One of the finest examples of the artist's work is coming up at Sotheby's in February but the price surely would be out of the reach of any Adelaide art lovers.
With the added topicality of being a restitution matter, as it was stolen by the Nazis, the oil on canvas is a view of Montmatre, expected to make £7 million to £10 million.
The painting appears to be a twin to the townscape oil on canvas in the National Gallery of Victoria bought by the gallery's director Bernard Hall with Felton Bequest Funds in 1905.
This acquisition was one of the most astute purchases ever made by an Australian art museum.

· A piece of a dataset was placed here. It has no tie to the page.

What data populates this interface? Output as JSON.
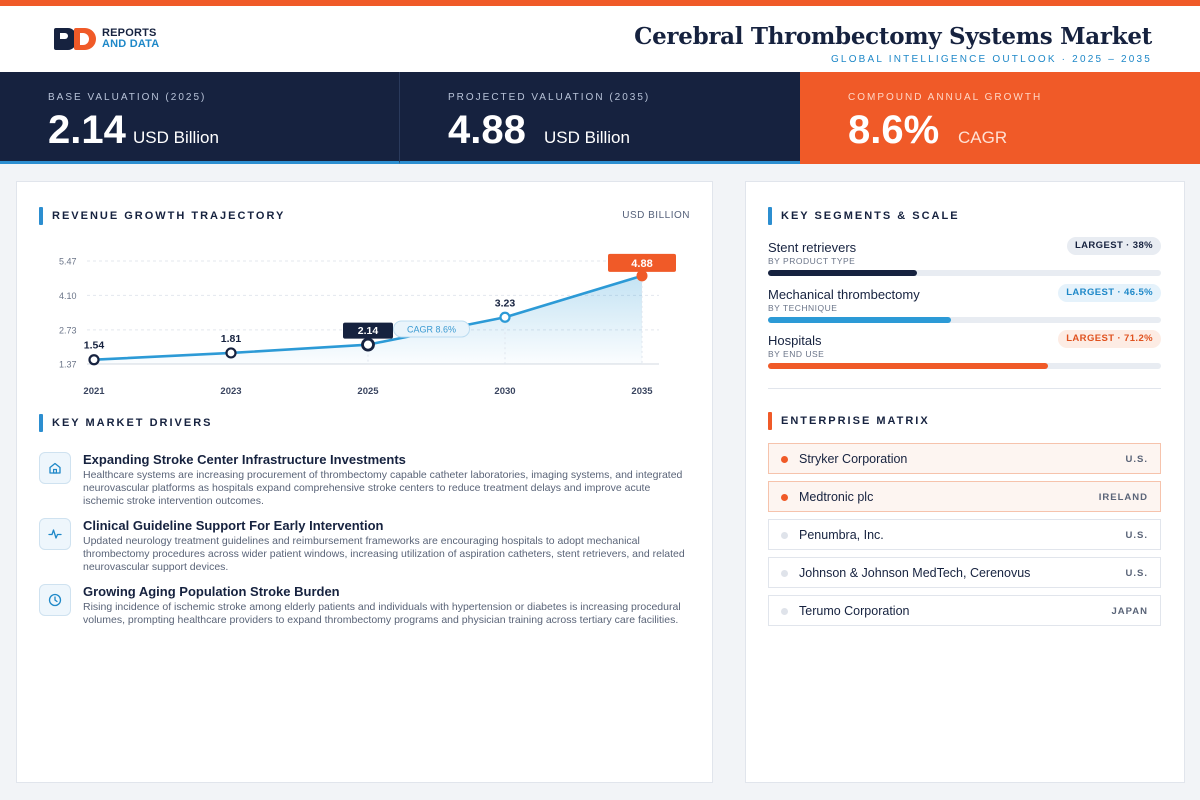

It was purchased for £300 from an exhibition held by the Grafton Galleries in London.
That purchase surprised as it was in sharp contrast to the artistic work of Hall which tended to be dark and sombre.

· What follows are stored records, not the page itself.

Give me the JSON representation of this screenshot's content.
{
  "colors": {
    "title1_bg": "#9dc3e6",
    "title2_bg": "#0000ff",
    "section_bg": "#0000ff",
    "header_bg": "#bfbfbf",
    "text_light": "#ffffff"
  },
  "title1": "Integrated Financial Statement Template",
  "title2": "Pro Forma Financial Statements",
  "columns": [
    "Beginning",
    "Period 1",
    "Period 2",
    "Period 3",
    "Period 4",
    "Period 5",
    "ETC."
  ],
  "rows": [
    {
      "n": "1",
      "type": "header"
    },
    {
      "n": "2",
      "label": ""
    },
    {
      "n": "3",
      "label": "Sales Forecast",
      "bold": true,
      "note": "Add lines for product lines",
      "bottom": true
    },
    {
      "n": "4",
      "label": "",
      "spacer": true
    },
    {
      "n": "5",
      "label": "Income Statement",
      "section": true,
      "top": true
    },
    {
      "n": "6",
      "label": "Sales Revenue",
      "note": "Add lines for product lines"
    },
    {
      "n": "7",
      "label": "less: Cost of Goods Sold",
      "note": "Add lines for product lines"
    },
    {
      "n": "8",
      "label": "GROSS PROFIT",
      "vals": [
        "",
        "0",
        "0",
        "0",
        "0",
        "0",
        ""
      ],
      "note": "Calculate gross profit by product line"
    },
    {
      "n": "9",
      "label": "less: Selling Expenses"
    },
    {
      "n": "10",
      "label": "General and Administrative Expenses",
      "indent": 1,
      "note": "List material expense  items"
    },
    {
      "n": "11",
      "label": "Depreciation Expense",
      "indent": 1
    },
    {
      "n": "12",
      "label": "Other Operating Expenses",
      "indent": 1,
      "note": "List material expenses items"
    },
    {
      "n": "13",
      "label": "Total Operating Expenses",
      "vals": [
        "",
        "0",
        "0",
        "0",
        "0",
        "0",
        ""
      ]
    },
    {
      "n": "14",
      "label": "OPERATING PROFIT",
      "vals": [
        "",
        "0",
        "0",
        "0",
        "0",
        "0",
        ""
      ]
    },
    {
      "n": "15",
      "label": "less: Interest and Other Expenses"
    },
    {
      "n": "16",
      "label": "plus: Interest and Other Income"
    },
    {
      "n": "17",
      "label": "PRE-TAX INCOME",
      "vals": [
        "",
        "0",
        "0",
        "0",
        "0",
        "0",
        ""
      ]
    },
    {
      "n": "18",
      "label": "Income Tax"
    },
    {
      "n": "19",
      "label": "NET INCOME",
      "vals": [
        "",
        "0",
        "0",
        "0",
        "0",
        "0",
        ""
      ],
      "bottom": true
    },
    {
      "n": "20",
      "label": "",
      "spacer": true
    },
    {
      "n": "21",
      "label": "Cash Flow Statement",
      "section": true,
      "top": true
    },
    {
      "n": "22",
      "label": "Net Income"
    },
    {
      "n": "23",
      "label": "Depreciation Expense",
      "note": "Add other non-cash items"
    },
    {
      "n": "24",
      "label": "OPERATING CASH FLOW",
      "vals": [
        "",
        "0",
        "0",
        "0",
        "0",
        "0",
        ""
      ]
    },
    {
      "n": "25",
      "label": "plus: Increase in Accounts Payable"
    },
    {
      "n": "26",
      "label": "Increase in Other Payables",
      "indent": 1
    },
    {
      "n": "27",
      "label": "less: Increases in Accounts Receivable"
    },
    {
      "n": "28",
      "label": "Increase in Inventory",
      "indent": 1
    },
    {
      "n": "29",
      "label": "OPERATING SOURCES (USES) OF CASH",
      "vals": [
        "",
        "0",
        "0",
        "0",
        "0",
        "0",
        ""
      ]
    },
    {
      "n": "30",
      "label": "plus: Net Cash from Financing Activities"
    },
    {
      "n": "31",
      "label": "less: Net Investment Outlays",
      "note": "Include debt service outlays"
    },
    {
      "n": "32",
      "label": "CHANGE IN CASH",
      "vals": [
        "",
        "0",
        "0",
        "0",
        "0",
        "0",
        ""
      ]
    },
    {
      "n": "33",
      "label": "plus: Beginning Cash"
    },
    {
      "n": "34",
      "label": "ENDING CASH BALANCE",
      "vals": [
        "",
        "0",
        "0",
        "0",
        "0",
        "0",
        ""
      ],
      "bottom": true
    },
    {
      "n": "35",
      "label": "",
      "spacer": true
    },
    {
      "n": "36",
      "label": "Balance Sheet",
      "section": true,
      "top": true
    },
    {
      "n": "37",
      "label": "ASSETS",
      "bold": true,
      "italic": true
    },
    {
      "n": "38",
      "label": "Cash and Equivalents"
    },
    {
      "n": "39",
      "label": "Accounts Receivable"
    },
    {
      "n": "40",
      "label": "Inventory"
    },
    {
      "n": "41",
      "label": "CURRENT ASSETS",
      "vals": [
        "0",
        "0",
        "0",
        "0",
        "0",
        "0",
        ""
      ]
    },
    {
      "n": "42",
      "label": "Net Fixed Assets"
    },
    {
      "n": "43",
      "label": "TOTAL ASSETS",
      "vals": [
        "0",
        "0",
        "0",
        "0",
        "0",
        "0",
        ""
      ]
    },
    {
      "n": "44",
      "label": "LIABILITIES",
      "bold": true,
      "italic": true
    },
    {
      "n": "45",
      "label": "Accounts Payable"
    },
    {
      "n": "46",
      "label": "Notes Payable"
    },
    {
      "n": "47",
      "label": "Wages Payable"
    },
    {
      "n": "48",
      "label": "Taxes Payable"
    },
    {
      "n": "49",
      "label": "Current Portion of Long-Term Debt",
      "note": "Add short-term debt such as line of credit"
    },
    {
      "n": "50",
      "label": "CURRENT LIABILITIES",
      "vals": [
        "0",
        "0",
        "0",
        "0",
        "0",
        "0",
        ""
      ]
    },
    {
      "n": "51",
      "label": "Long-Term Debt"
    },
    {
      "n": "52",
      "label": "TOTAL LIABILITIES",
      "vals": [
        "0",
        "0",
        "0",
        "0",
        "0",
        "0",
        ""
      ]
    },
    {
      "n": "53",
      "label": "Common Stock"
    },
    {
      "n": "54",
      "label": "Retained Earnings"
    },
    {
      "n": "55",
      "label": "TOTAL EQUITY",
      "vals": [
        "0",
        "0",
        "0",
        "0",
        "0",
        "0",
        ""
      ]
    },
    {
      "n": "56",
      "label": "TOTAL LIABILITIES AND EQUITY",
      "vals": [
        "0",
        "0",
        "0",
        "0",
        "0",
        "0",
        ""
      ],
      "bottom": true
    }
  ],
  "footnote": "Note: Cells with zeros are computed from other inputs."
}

That Pissarro, Boulevard Monmartre, Morning, Cloudy Weather, was relatively subdued in hue as its title suggests.
Hall, a painter and teacher as well as a public official, has been described as “holding an old dark mirror up to nature.” quite unlike the colourful, open air landscape of the Impressionists
But Hall said he would have liked to have acquired a Monet, a Degas and a Sisley as well “but apart from the best of them having been held privately, the prices were prohibitive".

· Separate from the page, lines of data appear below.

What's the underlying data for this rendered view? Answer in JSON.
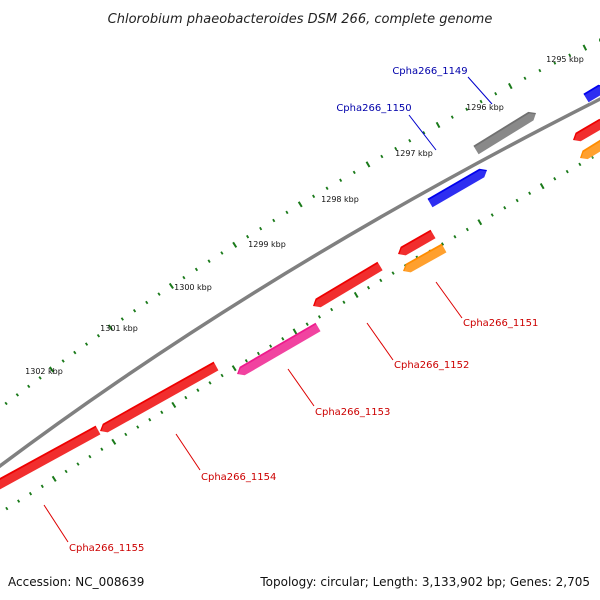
{
  "title": "Chlorobium phaeobacteroides DSM 266, complete genome",
  "footer": {
    "accession": "Accession: NC_008639",
    "summary": "Topology: circular; Length: 3,133,902 bp; Genes: 2,705"
  },
  "colors": {
    "backbone": "#808080",
    "tick": "#1a7a1a",
    "label_forward": "#0000aa",
    "label_reverse": "#cc0000",
    "leader_forward": "#0000cc",
    "leader_reverse": "#dd0000"
  },
  "ticks": [
    {
      "label": "1295 kbp"
    },
    {
      "label": "1296 kbp"
    },
    {
      "label": "1297 kbp"
    },
    {
      "label": "1298 kbp"
    },
    {
      "label": "1299 kbp"
    },
    {
      "label": "1300 kbp"
    },
    {
      "label": "1301 kbp"
    },
    {
      "label": "1302 kbp"
    }
  ],
  "genes": [
    {
      "label": "Cpha266_1149",
      "strand": "+",
      "color": "#707070"
    },
    {
      "label": "Cpha266_1150",
      "strand": "+",
      "color": "#0000ee"
    },
    {
      "label": "Cpha266_1151",
      "strand": "-",
      "color": "#ee0000"
    },
    {
      "label": "Cpha266_1152",
      "strand": "-",
      "color": "#ee0000"
    },
    {
      "label": "Cpha266_1153",
      "strand": "-",
      "color": "#ee1a8c"
    },
    {
      "label": "Cpha266_1154",
      "strand": "-",
      "color": "#ee0000"
    },
    {
      "label": "Cpha266_1155",
      "strand": "-",
      "color": "#ee0000"
    }
  ]
}
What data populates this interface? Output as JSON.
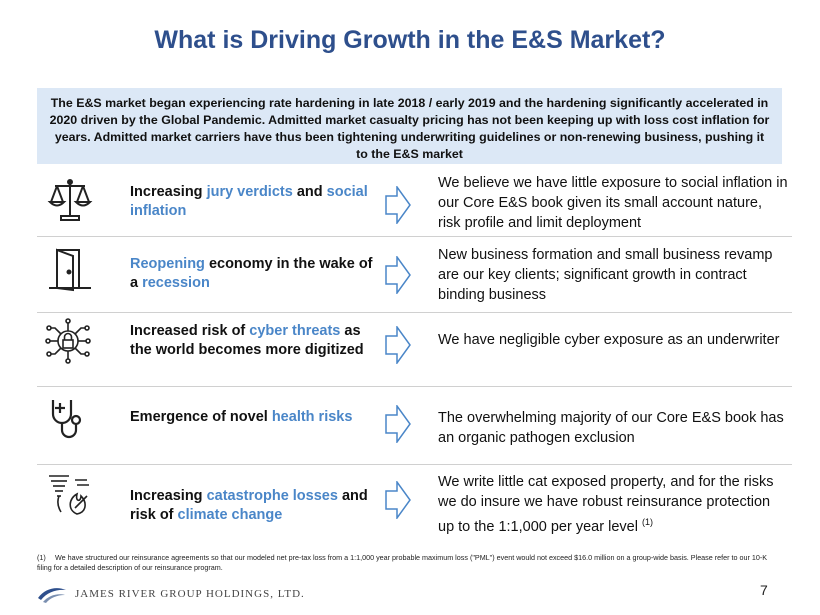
{
  "title": "What is Driving Growth in the E&S Market?",
  "banner": "The E&S market began experiencing rate hardening in late 2018 / early 2019 and the hardening significantly accelerated in 2020 driven by the Global Pandemic. Admitted market casualty pricing has not been keeping up with loss cost inflation for years. Admitted market carriers have thus been tightening underwriting guidelines or non-renewing business, pushing it to the E&S market",
  "colors": {
    "title": "#2e4f8c",
    "highlight": "#4a86c8",
    "banner_bg": "#dce8f6"
  },
  "rows": [
    {
      "icon": "scales-of-justice-icon",
      "driver": {
        "a": "Increasing ",
        "b": "jury verdicts",
        "c": " and ",
        "d": "social inflation",
        "e": ""
      },
      "impact": "We believe we have little exposure to social inflation in our Core E&S book given its small account nature, risk profile and limit deployment"
    },
    {
      "icon": "open-door-icon",
      "driver": {
        "a": "",
        "b": "Reopening",
        "c": " economy in the wake of a ",
        "d": "recession",
        "e": ""
      },
      "impact": "New business formation and small business revamp are our key clients; significant growth in contract binding business"
    },
    {
      "icon": "cyber-lock-network-icon",
      "driver": {
        "a": "Increased risk of ",
        "b": "cyber threats",
        "c": " as the world becomes more digitized",
        "d": "",
        "e": ""
      },
      "impact": "We have negligible cyber exposure as an underwriter"
    },
    {
      "icon": "stethoscope-icon",
      "driver": {
        "a": "Emergence of novel ",
        "b": "health risks",
        "c": "",
        "d": "",
        "e": ""
      },
      "impact": "The overwhelming majority of our Core E&S book has an organic pathogen exclusion"
    },
    {
      "icon": "tornado-wildfire-icon",
      "driver": {
        "a": "Increasing ",
        "b": "catastrophe losses",
        "c": " and risk of ",
        "d": "climate change",
        "e": ""
      },
      "impact": "We write little cat exposed property, and for the risks we do insure we have robust reinsurance protection up to the 1:1,000 per year level ",
      "impact_sup": "(1)"
    }
  ],
  "footnote": {
    "num": "(1)",
    "text": "We have structured our reinsurance agreements so that our modeled net pre-tax loss from a 1:1,000 year probable maximum loss (\"PML\") event would not exceed $16.0 million on a group-wide basis. Please refer to our 10-K filing for a detailed description of our reinsurance program."
  },
  "logo_text": "JAMES RIVER GROUP HOLDINGS, LTD.",
  "page_number": "7"
}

It was lent to the exhibition 'The Impressionist and the City Pissarro's Series Paintings' curated by Richard Brettell at Dallas Museum of Art, the Philadelphia Museum of Art, and the Royal Academy of Arts in 1992.
Sadly the AGSA was acquiring very different types of works when the Montmartre view was painted.
It was acquired only six years after the AGSA purchased its appropriately named Herbert Schmalz's ludicrously huge chef d'oeuvre Zenobia's Last Look on Palmyra.
“The estimate is conservative,” though, said Philip Hook, a senior Impressionist and modern art expert at Sotheby’s in London of its own coming Pissaro offering. “There hasn’t been another Paris street scene for sale for at least a generation.”
The work now being sold was restituted to its rightful owner after being seized by the Nazis.
Montmartre, Matinée de Printemps dates from 1897, the same period and subject as the NGV buy,
“With the enduring demand for Impressionist masterpieces – particularly works of such rarity as this work by Pissarro – we anticipate interest from around the globe,” Helena Newman, Chairman of Sotheby’s Impressionist & Modern Art Department Europe, said.
Adelaide's touted purchase would be in contrast to the gallery's tendency under the direction of Nick Mitzevich, to buy contemporary Australian works.
The return of Adelaide's art and business community is being awaited by the flaneurs who insist that the gallery wants to secure the Pissarro, the title, subject and source of which still remains elusive.
In particular they will be looking for a response from the Mr Andrew Gwinnett who has been described as a multi-millionaire business man with a big neo-Georgian house in North Adelaide.
Mr Gwinnett chairs the Arrowcrest automotive group, and is deputy chair of the AGS Foundation.
He has also been a big donor to the gallery and a major mover and shaker on its behalf.